Brighten Sun Valley’s streets

In Opinion
Courtesy of MCT
Courtesy of MCT

Imagine living in an an area that is littered with trash. The air quality is terrible, dust burns your eyes and the air reeks of an odor akin to rotten meat. Discarded chicken bones fall from the sky out of the mouths of gulls, and rats the size of dogs scurry around.

What I’m describing are what the residents of Sun Valley, an L.A. district, have actually seen and experienced because of the way that their recycling center, Community Recycling & Resource Recovery Inc., has been operating.

But the residents of Sun Valley aren’t strangers to these disgusting conditions; they’ve pleaded with the company and city officials for years to change how the facility handles its intake of waste.

Even though the company has claimed it’s addressed some of the issues, the grievances haven’t ceased.

Adding insult to injury, Community Recycling plans to expand the amount of waste that the company handles, according to the Los Angeles Times. It’s safe to assume that these aren’t the kind of changes the people of Sun Valley were hoping for.

Does anyone, other than the residents of Sun Valley, realize that taking in more garbage is just going to make things worse? It’s bad enough that people have had to live through these conditions for so long, even with the alleged changes.

This is especially appalling since health issues related to recycling operations do exist.

According to the Center of Sustainability, “Byproduct emissions from current recycling operations often release hazardous wastes into the environment. For example, steel smelters have become a large source of emissions.”

Complaints from residents of Sun Valley about the facility’s conditions and its interest in increasing its waste intake were heard last Friday during a public meeting, making it clear that the problems haven’t been addressed enough.

According to the Times, “Daniel P. O’Donnell, the city planner who presided over the hearing, urged company officials, residents and city officials to work together to come up with an improvement plan before the company’s proposal moves to the city Planning Commission later this spring.”

Disappointingly for the residents of Sun Valley, a solution to curb the filth doesn’t seem to be anywhere in sight—but its not because city officials haven’t noticed any problems. Regulators of the facility have documented over 70 different violations but are yet to fine the recycling center for any of them.

This doesn’t make any sense; laws have been ignored as the facility continues to go about its business, a disturbing fact to say the least.
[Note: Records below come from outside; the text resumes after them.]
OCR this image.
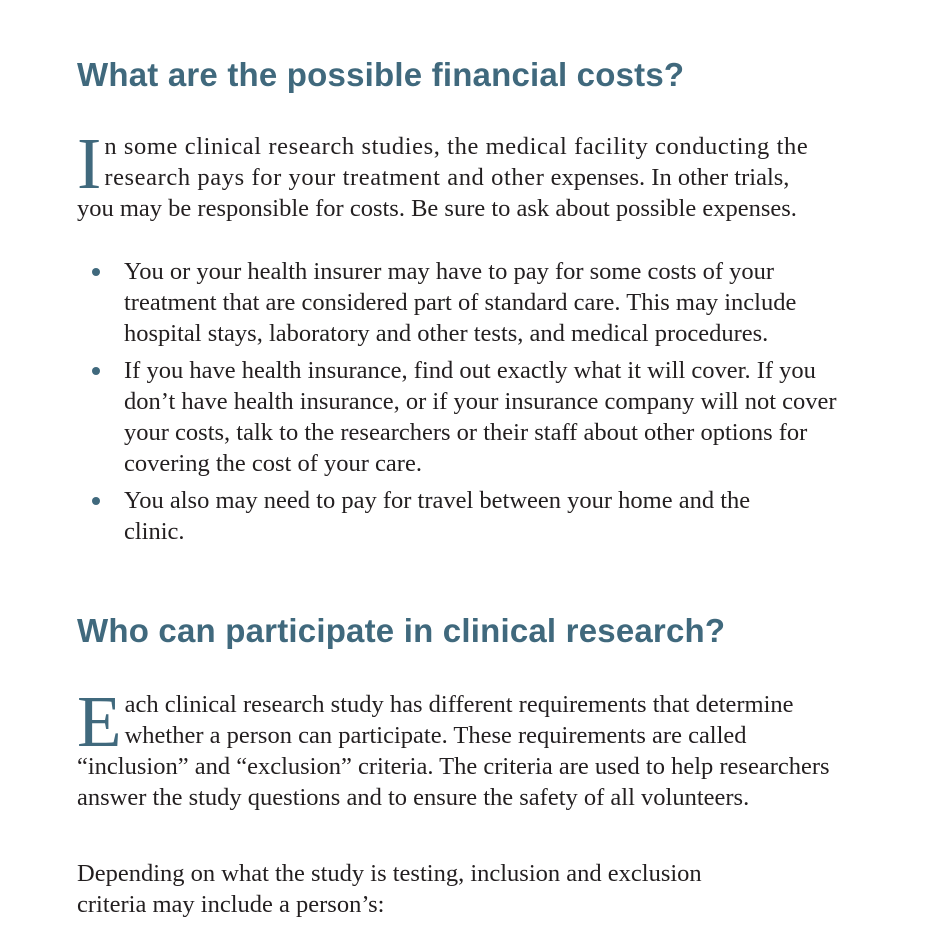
What are the possible financial costs?
I n some clinical research studies, the medical facility conducting the research pays for your treatment and other expenses. In other trials, you may be responsible for costs. Be sure to ask about possible expenses.
You or your health insurer may have to pay for some costs of your treatment that are considered part of standard care. This may include hospital stays, laboratory and other tests, and medical procedures.
If you have health insurance, find out exactly what it will cover. If you don’t have health insurance, or if your insurance company will not cover your costs, talk to the researchers or their staff about other options for covering the cost of your care.
You also may need to pay for travel between your home and the clinic.
Who can participate in clinical research?
E ach clinical research study has different requirements that determine whether a person can participate. These requirements are called “inclusion” and “exclusion” criteria. The criteria are used to help researchers answer the study questions and to ensure the safety of all volunteers.
Depending on what the study is testing, inclusion and exclusion criteria may include a person’s:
But the city itself relies on the facility, saying “A crackdown could imperil a recycling system that elected officials tout as essential to making Los Angeles an environmental leader. Failing to meet recycling targets could also trigger state fines.”

It looks as though the city government is sacrificing concerns simply for its own sake and essentially ignoring the interests of Sun Valley residents.

Continuing to delay the proper usage of the facility is only going to add more issues to the ones that already exist regarding the recycling center. Some residents of Sun Valley have suggested removing the facility altogether, but another health issue could arise if that were to happen.

According to, “Abandoned dump sites can severely damage the surrounding environment. Harmful chemicals in the trash can mix into water and soil. This can cause water and soil pollution and harm plants and fish in the streams and lakes.”

When you consider how the facility has already been handled at this point, proposing to remove the the recycling center altogether might result in a dilemma such as this.

It’s a pretty dreary situation however you look at. O’Donnell is correct in believing that an agreement must be reached before things get any worse for Sun Valley. With years worth of complaints, ignoring the pleas of the people is as unhealthy as it is unethical.

Furthermore, if the residents, the company and the city can’t come up with a compromise regarding the facility, O’Donnell will make his own recommendation to the commission.

It’s refreshing to hear someone taking action in this situation. At least there’s someone else that knows a change needs to be made. For Sun Valley’s sake, hopefully that change comes sooner than later.